20 Ekim 2009 00:00
Seçimle darbe meşrulaştırılmak isteniyor
28 Haziran günü ABD tarafından desteklenen ordu güçleri tarafından darbe ile devrilen Manuel Zelaya, Almanyada yayınlanan Junge Welt gazetesine verdiği demeçte, Hondurasın durumunu Afganistan ve Iraka benzetti.
28 Haziran günü ABD tarafından desteklenen ordu güçleri tarafından darbe ile devrilen Manuel Zelaya, Almanyada yayınlanan Junge Welt gazetesine verdiği demeçte, Hondurasın durumunu Afganistan ve Iraka benzetti. Zelayanın Manola Romalonun sorularına verdiği yanıtları özetleyerek yayınlıyoruz.
Sayın başkan, şu anda içinde bulunduğunuz Brezilya Büyükelçiliği ordu ve polis tarafından çevrilmiş ve keskin nişancıların hedefindesiniz.
28 Hazirandaki iktidar mücadelesinden sonra darbeciler anayasayı ve insan haklarını ihlal etti, Hondurasa bütün güveni yok ettiler. Tamamen demokratik bir şekilde yapılan seçimleri hiçe saydılar, halkın kararına saygısızlık yaptılar. Burada da Afganistan ve Iraktaki gibi insanların silahların gölgesinde seçimlere gitmesini istiyorlar.

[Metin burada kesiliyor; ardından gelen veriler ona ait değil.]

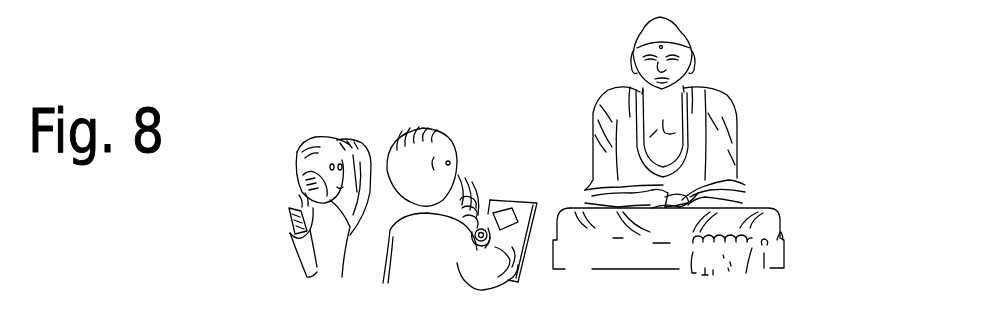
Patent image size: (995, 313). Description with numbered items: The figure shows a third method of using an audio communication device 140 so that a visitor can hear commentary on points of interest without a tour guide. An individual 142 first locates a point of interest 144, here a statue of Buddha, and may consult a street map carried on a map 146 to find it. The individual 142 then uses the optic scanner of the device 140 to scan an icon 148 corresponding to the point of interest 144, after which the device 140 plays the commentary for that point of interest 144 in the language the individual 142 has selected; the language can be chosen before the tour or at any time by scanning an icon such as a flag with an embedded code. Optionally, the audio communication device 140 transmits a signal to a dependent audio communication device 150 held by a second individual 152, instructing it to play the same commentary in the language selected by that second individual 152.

The audio communication device 140 is at (505, 211).
The individual 142 is at (400, 136).
The point of interest 144 is at (599, 63).
The map 146 is at (527, 261).
The icon 148 is at (482, 227).
The dependent audio communication device 150 is at (287, 209).
The second individual 152 is at (295, 163).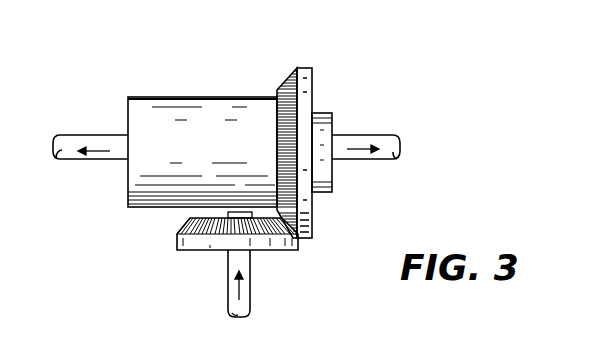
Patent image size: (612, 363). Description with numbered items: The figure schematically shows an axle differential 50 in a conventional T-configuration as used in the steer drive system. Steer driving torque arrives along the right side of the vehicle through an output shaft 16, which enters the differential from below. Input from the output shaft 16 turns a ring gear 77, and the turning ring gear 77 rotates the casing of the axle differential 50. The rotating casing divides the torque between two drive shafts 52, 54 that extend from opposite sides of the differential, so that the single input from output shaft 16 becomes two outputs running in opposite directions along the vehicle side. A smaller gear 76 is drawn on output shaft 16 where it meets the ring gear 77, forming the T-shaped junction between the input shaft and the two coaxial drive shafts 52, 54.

The axle differential 50 is at (147, 68).
The drive shaft 52 is at (82, 140).
The drive shaft 54 is at (365, 138).
The ring gear 77 is at (287, 78).
The bevel pinion gear 76 is at (188, 227).
The output shaft 16 is at (253, 278).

Ama, anayasal düzen yeniden sağlanmadığı sürece halk darbecilere rahat vermeyecek, barışa ulaşılmayacaktır.
Darbeciler tarafından yapılan baskılar sonucunda 20den fazla insan hayatını kaybetti, 500 insan yaralandı, 3 bini de tutuklandı. Buna rağmen diktatör Micheletti, 29 Kasımda seçimleri yapmak istiyor. Siz ne diyorsunuz?
Bir ülkede demokratik seçimlerin olabilmesi için hür ve serbest yarışın, eşit koşulların olması gerekiyor. Ancak diktatörlerin yönetimi altında yapılacak seçimlerin hiç bir şekilde geçerliliği bulunmuyor ve halk da bunu kabul etmeyecektir. Darbenin amacı da bütün demokratik sürecin yok edilmesini amaçlıyordu. Seçimler sadece darbeyi meşrulaştırmak için yapılıyor.
Latin Amerikadaki ilerici hükümetlerin benzer şekilde devrilmesi tehlikesini görüyor musunuz?
Halkı kimse durduramaz. Halk toplumsal diyalektik gelişimin bir parçası. Süreç devam edecek, ancak açıktır ki bu kimin hükümette olacağına da bağlıdır. Totaliter rejimin çağrısıyla yapılan seçimler, gelecekteki başkanların da benzer şekilde devrilebileceği anlamına geliyor. Baskılar ve darbelerin amacı toplumsal gelişim sürecini frenlemek, bakı kurmak, duvar örmek ya da yolu kesmek demektir. Bunu uluslararası toplum, Amerikan Devletleri Örgütü (OAS) ve BM de söylüyor. Bu türden seçimler uluslararası toplumu ve hukuk devleti yasalarını gülünç hale getiriyor.
Ama uluslararası örgütler, Hondurastaki darbeye engel olamadı...
İnanıyorum ki OAS ve BM, demokratik bir sistemin yeniden kurulması yerine halkın isteğine karşı yapılan baskıya seyirci kaldı. Bu şiddet halkın egemenliğine ordu ve sermaye tarafından el konulması demektir. Amerika kıtasında demokraside bir yarığın oluşmasına, halkın seçimine saygı duyulması yerine askeri elitlerin egemenlik kurması isteniyor.